Pakistani search and rescue teams have recovered the flight data recorder and cockpit voice recorder from the debris of Bhoja Air Boeing 737-200 that crashed on the night of 20 April.
They have been handed over to the Civil Aviation Authority of Pakistan (CAAP), says local news reports.
Farouk Omar Bhoja, the airline's chairman and chief executive, has been barred from leaving the country and placed in protective custody as investigations of the country's second-worst air disaster begin.
Bhoja Air has confirmed that all 121 passengers and six crew members on board died in the incident. The aircraft was on a scheduled service from Karachi to Islamabad when it crashed roughly four miles from the capital's Benazir Bhutto International airport.
There was bad weather with heavy rain and a low cloud ceiling at the time of the incident, although the head of the CAAP was quoted in local newspapers as saying that another aircraft landed safely five minutes before the crash.
The 737-200, which had the registration AP-BKC, was built in November 1984 and entered into service with British Airways in 1985. It was subsequently owned by Comair, which parked the aircraft in January 2011. Bhoja Air bought it in January 2012 and it entered into service with the airline on 3 March.
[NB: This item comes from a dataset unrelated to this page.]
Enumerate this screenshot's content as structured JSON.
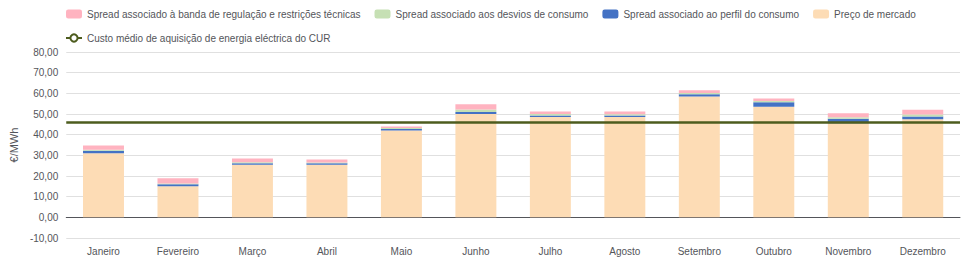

The Karachi-based airline only resumed operations in March after suspending services for several years because of financial difficulties.
The airline has one more 737-200 in active service and another 737-200, a 737-400 and a Boeing DC-9-30 in storage, according to Flightglobal Pro data.
Pakistan's worst air crash took place on 28 July 2010, when an Airblue Airbus A321 crashed into high terrain during a bungled circling approach into Islamabad. None of the 146 passengers and six crew members survived the incident. Investigators said that the captain's arrogance and poor airmanship was the main cause of the incident.